President Barack Obama came to power two years ago promising an immigration overhaul including tighter security at the border with Mexico and a path to citizenship for millions of illegal immigrants. He made no headway because of Republican opposition.
In the waning days of the last Congress, Democrats still holding majority power tried to pass a law creating a path to citizenship for some young illegal immigrants.
The so-called “Dream Act” giving legal status to illegal immigrants brought to the United States before age 16 was dealt a death blow on December 18 by Senate Republicans, who said it would reward illegal activity.
Republicans took majority control of the House of Representatives on Wednesday and are expected to focus on tougher enforcement of the border and limits on immigration rather than measures to allow more migrants.

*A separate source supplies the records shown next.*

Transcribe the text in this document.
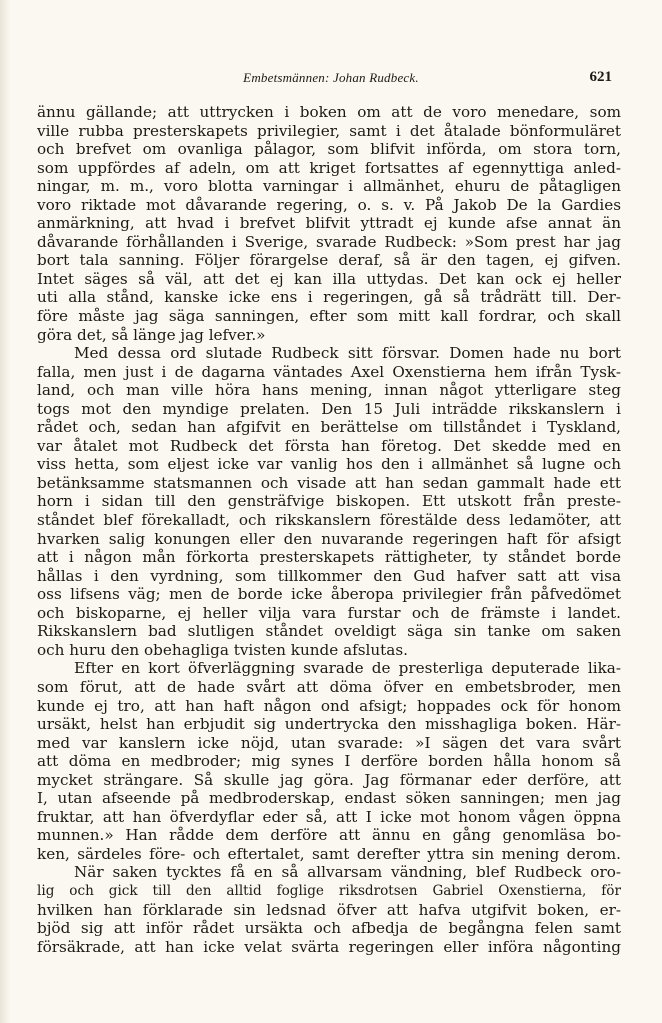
Embetsmännen: Johan Rudbeck.	621
ännu gällande; att uttrycken i boken om att de voro menedare, som
ville rubba presterskapets privilegier, samt i det åtalade bönformuläret
och brefvet om ovanliga pålagor, som blifvit införda, om stora torn,
som uppfördes af adeln, om att kriget fortsattes af egennyttiga anled-
ningar, m. m., voro blotta varningar i allmänhet, ehuru de påtagligen
voro riktade mot dåvarande regering, o. s. v. På Jakob De la Gardies
anmärkning, att hvad i brefvet blifvit yttradt ej kunde afse annat än
dåvarande förhållanden i Sverige, svarade Rudbeck: »Som prest har jag
bort tala sanning. Följer förargelse deraf, så är den tagen, ej gifven.
Intet säges så väl, att det ej kan illa uttydas. Det kan ock ej heller
uti alla stånd, kanske icke ens i regeringen, gå så trådrätt till. Der-
före måste jag säga sanningen, efter som mitt kall fordrar, och skall
göra det, så länge jag lefver.»
Med dessa ord slutade Rudbeck sitt försvar. Domen hade nu bort
falla, men just i de dagarna väntades Axel Oxenstierna hem ifrån Tysk-
land, och man ville höra hans mening, innan något ytterligare steg
togs mot den myndige prelaten. Den 15 Juli inträdde rikskanslern i
rådet och, sedan han afgifvit en berättelse om tillståndet i Tyskland,
var åtalet mot Rudbeck det första han företog. Det skedde med en
viss hetta, som eljest icke var vanlig hos den i allmänhet så lugne och
betänksamme statsmannen och visade att han sedan gammalt hade ett
horn i sidan till den gensträfvige biskopen. Ett utskott från preste-
ståndet blef förekalladt, och rikskanslern förestälde dess ledamöter, att
hvarken salig konungen eller den nuvarande regeringen haft för afsigt
att i någon mån förkorta presterskapets rättigheter, ty ståndet borde
hållas i den vyrdning, som tillkommer den Gud hafver satt att visa
oss lifsens väg; men de borde icke åberopa privilegier från påfvedömet
och biskoparne, ej heller vilja vara furstar och de främste i landet.
Rikskanslern bad slutligen ståndet oveldigt säga sin tanke om saken
och huru den obehagliga tvisten kunde afslutas.
Efter en kort öfverläggning svarade de presterliga deputerade lika-
som förut, att de hade svårt att döma öfver en embetsbroder, men
kunde ej tro, att han haft någon ond afsigt; hoppades ock för honom
ursäkt, helst han erbjudit sig undertrycka den misshagliga boken. Här-
med var kanslern icke nöjd, utan svarade: »I sägen det vara svårt
att döma en medbroder; mig synes I derföre borden hålla honom så
mycket strängare. Så skulle jag göra. Jag förmanar eder derföre, att
I, utan afseende på medbroderskap, endast söken sanningen; men jag
fruktar, att han öfverdyflar eder så, att I icke mot honom vågen öppna
munnen.» Han rådde dem derföre att ännu en gång genomläsa bo-
ken, särdeles före- och eftertalet, samt derefter yttra sin mening derom.
När saken tycktes få en så allvarsam vändning, blef Rudbeck oro-
lig och gick till den alltid foglige riksdrotsen Gabriel Oxenstierna, för
hvilken han förklarade sin ledsnad öfver att hafva utgifvit boken, er-
bjöd sig att inför rådet ursäkta och afbedja de begångna felen samt
försäkrade, att han icke velat svärta regeringen eller införa någonting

The immediate plan of the Republican state legislators is to encourage states to adopt either a bill or a state compact which would either force a review by the Supreme Court or encourage Congress to pass legislation to enforce their proposals.
The drive to remove citizenship from children of immigrants born in the U.S. is sponsored by individual lawmakers and not necessarily approved by the state legislatures.
The plan was slammed by civil rights groups, immigration reform and Hispanic activists, who called the proposal “inflammatory, impractical and immoral.”
“These approaches would throw hospitals, families, and society into chaos, requiring the government to come into every delivery room to determine the paternity of the child and the status of his or her parents,” said Janet Murguia, president of the National Council of La Raza.
Hispanics now account for about 15 percent of the U.S. population. Their numbers are projected to nearly triple, to 132.8 million by 2050, when nearly 1 in 3 U.S. residents will be Latino, according to a 2008 U.S. Census Bureau study.